The Web Scraping Consent Model Was Always Broken. AI Just Made It Obvious.
When you publish something to the web, you implicitly consent to it being scraped by bots. That is how the web has always worked and we have never seriously questioned it. AI training has taken advantage of that by breaking the social contract that made nonconsensual web scraping at least somewhat acceptable until now.
robots.txt was a standard created in 1994 to help build consent into web scraping. It is a file you can put in your project that tells bots not to crawl certain pages. Keep in mind though that it is a social contract i.e. entirely voluntary. There is no enforcement mechanism. Bots that want to ignore it simply do. The existence of robots.txt is less a consent mechanism and more an acknowledgment that bots were always going to crawl the web, and the best we could do was ask nicely.
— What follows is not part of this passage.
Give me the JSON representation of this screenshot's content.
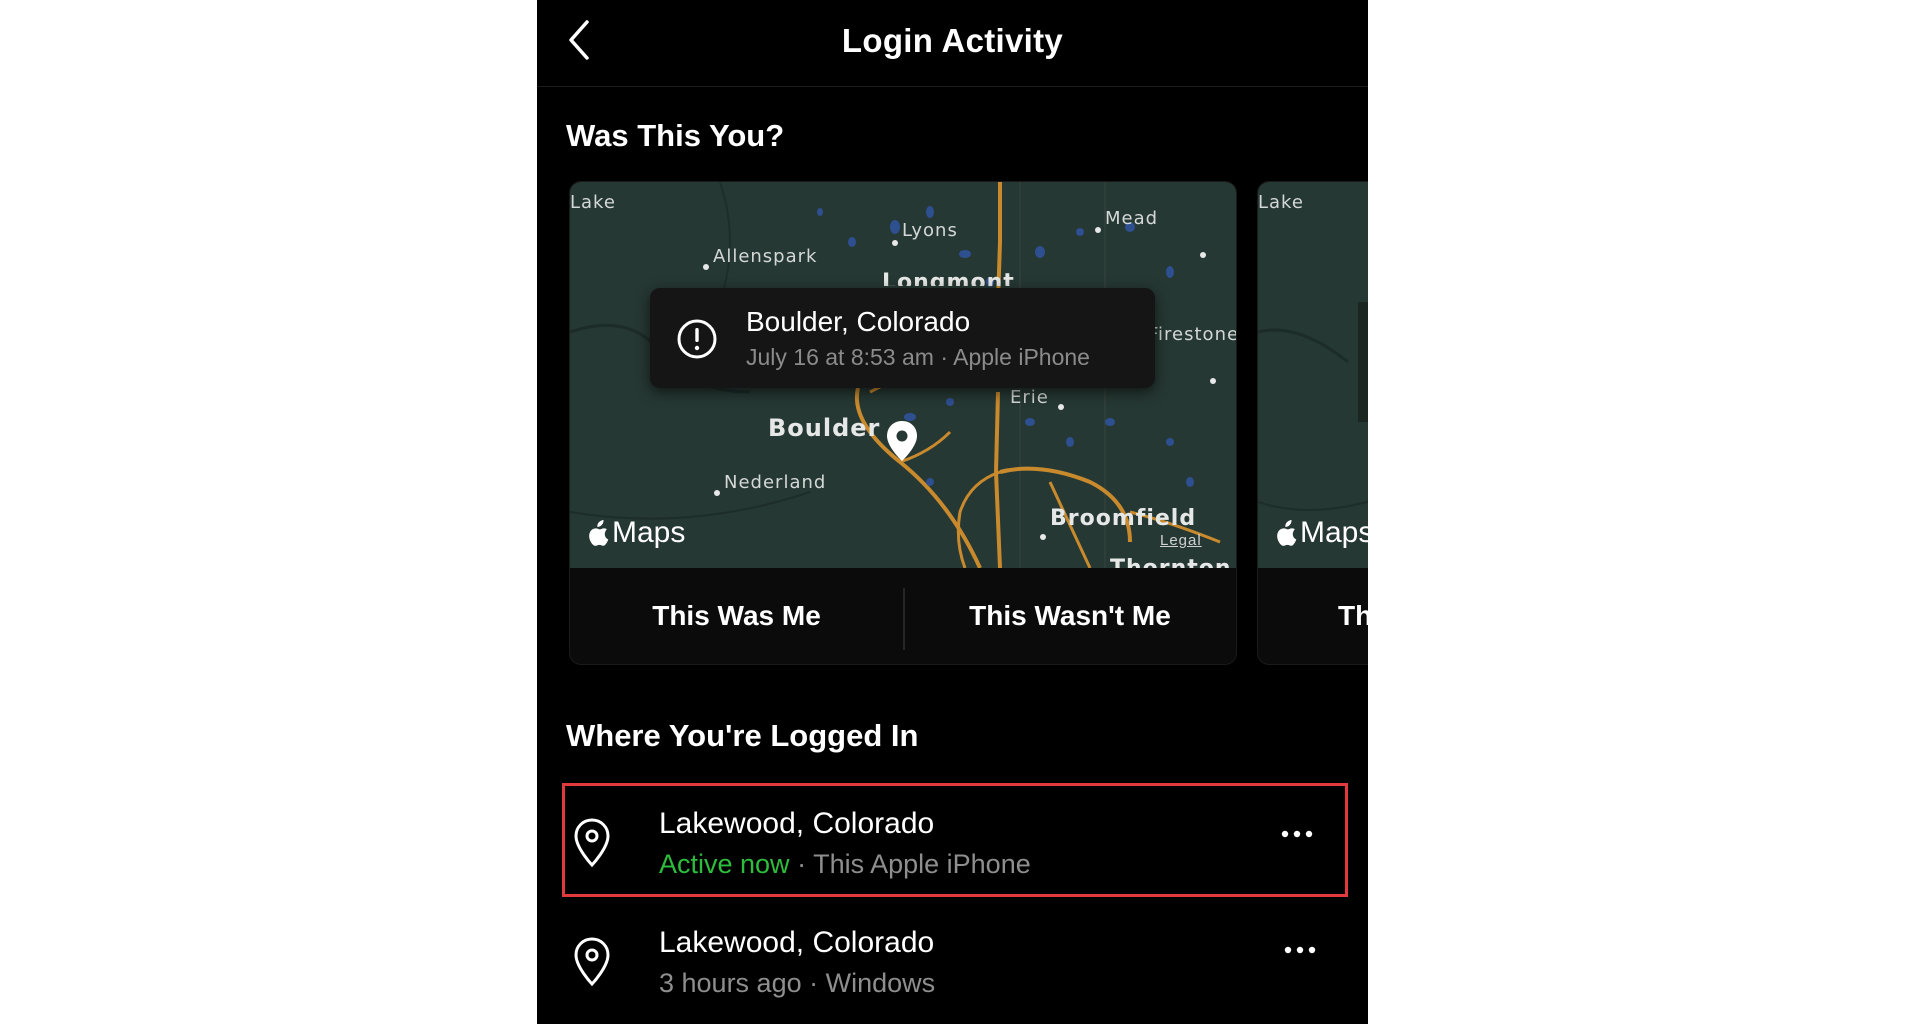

That is the foundation the modern web is built on: there is no opt-out for web scraping of your digital works.
This was tolerable for a long time because the scraping was, broadly, in service of humans finding and preserving the original content. Search engines crawled your website so people could discover it. Archivists mirrored pages so they would not disappear. The scrape and the visit were part of the same pipeline—taking your content was how people got directed to your content. It is still bad that consent could not be taken away, but it was not obviously predatory at the time.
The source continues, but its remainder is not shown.